Jak mówi Justyna Kurek, pracownik schroniska, do Dymin przyjmowane są tylko psy i koty, ale przyznaje, że trafiają się również zawiadomienia o porzuconych, egzotycznych gatunkach zwierząt. Najwięcej interwencji jest w czasie, gdy na świat przychodzą kocięta i szczeniaki.
Jednym z podopiecznych schroniska jest Choko. To 2,5-letni, mały piesek, znaleziony razem z dwoma innymi przy ulicy Łopuszniańskiej. Prawdopodobnie był postrzelony, ponieważ w jego tylnej łapie znaleziono śrut. Po wyleczeniu czuje się już dobrze i można go adoptować. Jest bardzo przyjaźnie nastawiony zarówno do ludzi, jak i zwierząt.

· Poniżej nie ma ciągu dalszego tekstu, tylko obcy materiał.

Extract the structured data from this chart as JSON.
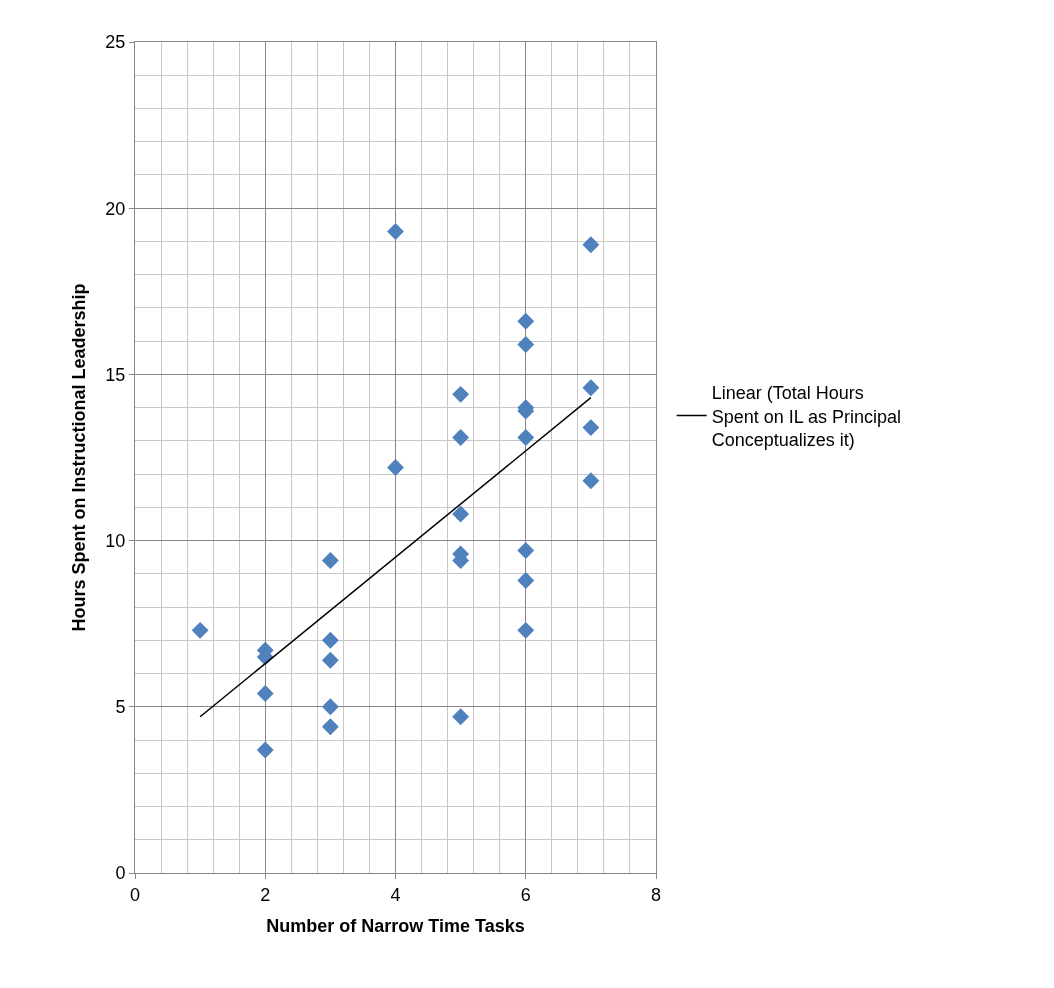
{
  "chart_data": {
    "type": "scatter",
    "xlabel": "Number of Narrow Time Tasks",
    "ylabel": "Hours Spent on Instructional Leadership",
    "xlim": [
      0,
      8
    ],
    "xticks": [
      0,
      2,
      4,
      6,
      8
    ],
    "ylim": [
      0,
      25
    ],
    "yticks": [
      0,
      5,
      10,
      15,
      20,
      25
    ],
    "grid": true,
    "legend": "right",
    "series": [
      {
        "marker": "diamond",
        "color": "#4f81bd",
        "x": [
          1,
          2,
          2,
          2,
          2,
          3,
          3,
          3,
          3,
          3,
          4,
          4,
          5,
          5,
          5,
          5,
          5,
          5,
          6,
          6,
          6,
          6,
          6,
          6,
          6,
          6,
          7,
          7,
          7,
          7
        ],
        "values": [
          7.3,
          6.7,
          6.5,
          5.4,
          3.7,
          9.4,
          7.0,
          6.4,
          5.0,
          4.4,
          19.3,
          12.2,
          14.4,
          13.1,
          10.8,
          9.6,
          9.4,
          4.7,
          16.6,
          15.9,
          14.0,
          13.9,
          13.1,
          9.7,
          8.8,
          7.3,
          18.9,
          14.6,
          13.4,
          11.8
        ]
      },
      {
        "type": "line",
        "name": "Linear (Total Hours Spent on IL as Principal Conceptualizes it)",
        "marker": "none",
        "line_style": "solid",
        "color": "#000000",
        "x": [
          1,
          7
        ],
        "values": [
          4.7,
          14.3
        ]
      }
    ]
  }
}
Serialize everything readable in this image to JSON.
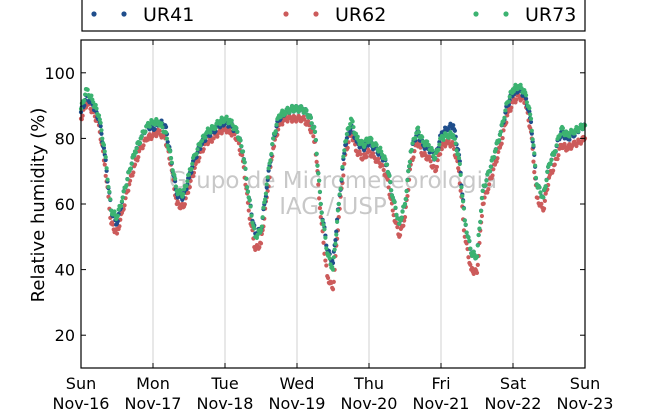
{
  "chart_data": {
    "type": "scatter",
    "ylabel": "Relative humidity (%)",
    "xlabel": "",
    "ylim": [
      10,
      110
    ],
    "xlim": [
      0,
      7
    ],
    "yticks": [
      20,
      40,
      60,
      80,
      100
    ],
    "grid": "vertical",
    "legend_position": "top",
    "xtick_labels": [
      {
        "day": "Sun",
        "date": "Nov-16"
      },
      {
        "day": "Mon",
        "date": "Nov-17"
      },
      {
        "day": "Tue",
        "date": "Nov-18"
      },
      {
        "day": "Wed",
        "date": "Nov-19"
      },
      {
        "day": "Thu",
        "date": "Nov-20"
      },
      {
        "day": "Fri",
        "date": "Nov-21"
      },
      {
        "day": "Sat",
        "date": "Nov-22"
      },
      {
        "day": "Sun",
        "date": "Nov-23"
      }
    ],
    "watermark": [
      "Grupo de Micrometeorologia",
      "IAG / USP"
    ],
    "series": [
      {
        "name": "UR41",
        "color": "#1f4e8c",
        "points": [
          [
            0.0,
            88
          ],
          [
            0.08,
            93
          ],
          [
            0.17,
            90
          ],
          [
            0.25,
            86
          ],
          [
            0.33,
            75
          ],
          [
            0.42,
            58
          ],
          [
            0.5,
            54
          ],
          [
            0.58,
            62
          ],
          [
            0.67,
            70
          ],
          [
            0.75,
            76
          ],
          [
            0.83,
            80
          ],
          [
            0.92,
            84
          ],
          [
            1.0,
            83
          ],
          [
            1.08,
            85
          ],
          [
            1.17,
            84
          ],
          [
            1.25,
            74
          ],
          [
            1.33,
            63
          ],
          [
            1.42,
            62
          ],
          [
            1.5,
            68
          ],
          [
            1.58,
            74
          ],
          [
            1.67,
            78
          ],
          [
            1.75,
            81
          ],
          [
            1.83,
            82
          ],
          [
            1.92,
            84
          ],
          [
            2.0,
            85
          ],
          [
            2.08,
            84
          ],
          [
            2.17,
            82
          ],
          [
            2.25,
            76
          ],
          [
            2.33,
            62
          ],
          [
            2.42,
            51
          ],
          [
            2.5,
            52
          ],
          [
            2.58,
            65
          ],
          [
            2.67,
            80
          ],
          [
            2.75,
            86
          ],
          [
            2.83,
            88
          ],
          [
            2.92,
            89
          ],
          [
            3.0,
            89
          ],
          [
            3.08,
            89
          ],
          [
            3.17,
            87
          ],
          [
            3.25,
            82
          ],
          [
            3.33,
            60
          ],
          [
            3.42,
            46
          ],
          [
            3.5,
            42
          ],
          [
            3.58,
            60
          ],
          [
            3.67,
            78
          ],
          [
            3.75,
            84
          ],
          [
            3.83,
            79
          ],
          [
            3.92,
            77
          ],
          [
            4.0,
            79
          ],
          [
            4.08,
            77
          ],
          [
            4.17,
            75
          ],
          [
            4.25,
            72
          ],
          [
            4.33,
            62
          ],
          [
            4.42,
            54
          ],
          [
            4.5,
            60
          ],
          [
            4.58,
            76
          ],
          [
            4.67,
            82
          ],
          [
            4.75,
            78
          ],
          [
            4.83,
            77
          ],
          [
            4.92,
            74
          ],
          [
            5.0,
            81
          ],
          [
            5.08,
            83
          ],
          [
            5.17,
            84
          ],
          [
            5.25,
            75
          ],
          [
            5.33,
            55
          ],
          [
            5.42,
            45
          ],
          [
            5.5,
            44
          ],
          [
            5.58,
            64
          ],
          [
            5.67,
            70
          ],
          [
            5.75,
            76
          ],
          [
            5.83,
            82
          ],
          [
            5.92,
            90
          ],
          [
            6.0,
            94
          ],
          [
            6.08,
            95
          ],
          [
            6.17,
            93
          ],
          [
            6.25,
            85
          ],
          [
            6.33,
            66
          ],
          [
            6.42,
            62
          ],
          [
            6.5,
            72
          ],
          [
            6.58,
            76
          ],
          [
            6.67,
            82
          ],
          [
            6.75,
            80
          ],
          [
            6.83,
            81
          ],
          [
            6.92,
            83
          ],
          [
            7.0,
            84
          ]
        ]
      },
      {
        "name": "UR62",
        "color": "#cc5b5b",
        "points": [
          [
            0.0,
            86
          ],
          [
            0.08,
            91
          ],
          [
            0.17,
            88
          ],
          [
            0.25,
            84
          ],
          [
            0.33,
            72
          ],
          [
            0.42,
            54
          ],
          [
            0.5,
            51
          ],
          [
            0.58,
            58
          ],
          [
            0.67,
            66
          ],
          [
            0.75,
            72
          ],
          [
            0.83,
            77
          ],
          [
            0.92,
            80
          ],
          [
            1.0,
            81
          ],
          [
            1.08,
            82
          ],
          [
            1.17,
            80
          ],
          [
            1.25,
            72
          ],
          [
            1.33,
            60
          ],
          [
            1.42,
            59
          ],
          [
            1.5,
            65
          ],
          [
            1.58,
            71
          ],
          [
            1.67,
            76
          ],
          [
            1.75,
            79
          ],
          [
            1.83,
            80
          ],
          [
            1.92,
            82
          ],
          [
            2.0,
            83
          ],
          [
            2.08,
            82
          ],
          [
            2.17,
            80
          ],
          [
            2.25,
            73
          ],
          [
            2.33,
            58
          ],
          [
            2.42,
            46
          ],
          [
            2.5,
            48
          ],
          [
            2.58,
            62
          ],
          [
            2.67,
            77
          ],
          [
            2.75,
            84
          ],
          [
            2.83,
            86
          ],
          [
            2.92,
            86
          ],
          [
            3.0,
            86
          ],
          [
            3.08,
            86
          ],
          [
            3.17,
            84
          ],
          [
            3.25,
            79
          ],
          [
            3.33,
            56
          ],
          [
            3.42,
            38
          ],
          [
            3.5,
            34
          ],
          [
            3.58,
            56
          ],
          [
            3.67,
            75
          ],
          [
            3.75,
            82
          ],
          [
            3.83,
            76
          ],
          [
            3.92,
            74
          ],
          [
            4.0,
            76
          ],
          [
            4.08,
            74
          ],
          [
            4.17,
            72
          ],
          [
            4.25,
            68
          ],
          [
            4.33,
            58
          ],
          [
            4.42,
            50
          ],
          [
            4.5,
            56
          ],
          [
            4.58,
            72
          ],
          [
            4.67,
            79
          ],
          [
            4.75,
            75
          ],
          [
            4.83,
            74
          ],
          [
            4.92,
            70
          ],
          [
            5.0,
            77
          ],
          [
            5.08,
            79
          ],
          [
            5.17,
            78
          ],
          [
            5.25,
            70
          ],
          [
            5.33,
            50
          ],
          [
            5.42,
            40
          ],
          [
            5.5,
            39
          ],
          [
            5.58,
            60
          ],
          [
            5.67,
            66
          ],
          [
            5.75,
            72
          ],
          [
            5.83,
            78
          ],
          [
            5.92,
            87
          ],
          [
            6.0,
            91
          ],
          [
            6.08,
            93
          ],
          [
            6.17,
            91
          ],
          [
            6.25,
            82
          ],
          [
            6.33,
            62
          ],
          [
            6.42,
            58
          ],
          [
            6.5,
            68
          ],
          [
            6.58,
            72
          ],
          [
            6.67,
            78
          ],
          [
            6.75,
            77
          ],
          [
            6.83,
            78
          ],
          [
            6.92,
            79
          ],
          [
            7.0,
            80
          ]
        ]
      },
      {
        "name": "UR73",
        "color": "#3cb371",
        "points": [
          [
            0.0,
            89
          ],
          [
            0.08,
            95
          ],
          [
            0.17,
            91
          ],
          [
            0.25,
            87
          ],
          [
            0.33,
            76
          ],
          [
            0.42,
            58
          ],
          [
            0.5,
            56
          ],
          [
            0.58,
            62
          ],
          [
            0.67,
            70
          ],
          [
            0.75,
            76
          ],
          [
            0.83,
            80
          ],
          [
            0.92,
            84
          ],
          [
            1.0,
            85
          ],
          [
            1.08,
            85
          ],
          [
            1.17,
            82
          ],
          [
            1.25,
            74
          ],
          [
            1.33,
            64
          ],
          [
            1.42,
            63
          ],
          [
            1.5,
            69
          ],
          [
            1.58,
            75
          ],
          [
            1.67,
            79
          ],
          [
            1.75,
            82
          ],
          [
            1.83,
            83
          ],
          [
            1.92,
            85
          ],
          [
            2.0,
            86
          ],
          [
            2.08,
            85
          ],
          [
            2.17,
            82
          ],
          [
            2.25,
            76
          ],
          [
            2.33,
            62
          ],
          [
            2.42,
            50
          ],
          [
            2.5,
            52
          ],
          [
            2.58,
            66
          ],
          [
            2.67,
            80
          ],
          [
            2.75,
            87
          ],
          [
            2.83,
            88
          ],
          [
            2.92,
            89
          ],
          [
            3.0,
            89
          ],
          [
            3.08,
            89
          ],
          [
            3.17,
            87
          ],
          [
            3.25,
            82
          ],
          [
            3.33,
            60
          ],
          [
            3.42,
            45
          ],
          [
            3.5,
            40
          ],
          [
            3.58,
            60
          ],
          [
            3.67,
            79
          ],
          [
            3.75,
            86
          ],
          [
            3.83,
            80
          ],
          [
            3.92,
            78
          ],
          [
            4.0,
            80
          ],
          [
            4.08,
            78
          ],
          [
            4.17,
            76
          ],
          [
            4.25,
            72
          ],
          [
            4.33,
            62
          ],
          [
            4.42,
            54
          ],
          [
            4.5,
            60
          ],
          [
            4.58,
            76
          ],
          [
            4.67,
            83
          ],
          [
            4.75,
            79
          ],
          [
            4.83,
            78
          ],
          [
            4.92,
            74
          ],
          [
            5.0,
            80
          ],
          [
            5.08,
            81
          ],
          [
            5.17,
            81
          ],
          [
            5.25,
            74
          ],
          [
            5.33,
            55
          ],
          [
            5.42,
            45
          ],
          [
            5.5,
            44
          ],
          [
            5.58,
            64
          ],
          [
            5.67,
            70
          ],
          [
            5.75,
            76
          ],
          [
            5.83,
            82
          ],
          [
            5.92,
            91
          ],
          [
            6.0,
            95
          ],
          [
            6.08,
            96
          ],
          [
            6.17,
            94
          ],
          [
            6.25,
            86
          ],
          [
            6.33,
            66
          ],
          [
            6.42,
            62
          ],
          [
            6.5,
            72
          ],
          [
            6.58,
            76
          ],
          [
            6.67,
            83
          ],
          [
            6.75,
            81
          ],
          [
            6.83,
            82
          ],
          [
            6.92,
            83
          ],
          [
            7.0,
            84
          ]
        ]
      }
    ]
  }
}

Justyna Kurek zaznacza, że schronisko wciąż potrzebuje wolontariuszy. Mogą nimi zostać osoby, które skończyły 15 lat, młodsi muszą przychodzić w towarzystwie dorosłego opiekuna. Zgłosić się można bezpośrednio, albo przez Facebook. Przed przystąpieniem do pracy trzeba przejść szkolenie organizowane w placówce. Najbliższe planowane są 8-go i 23-go sierpnia.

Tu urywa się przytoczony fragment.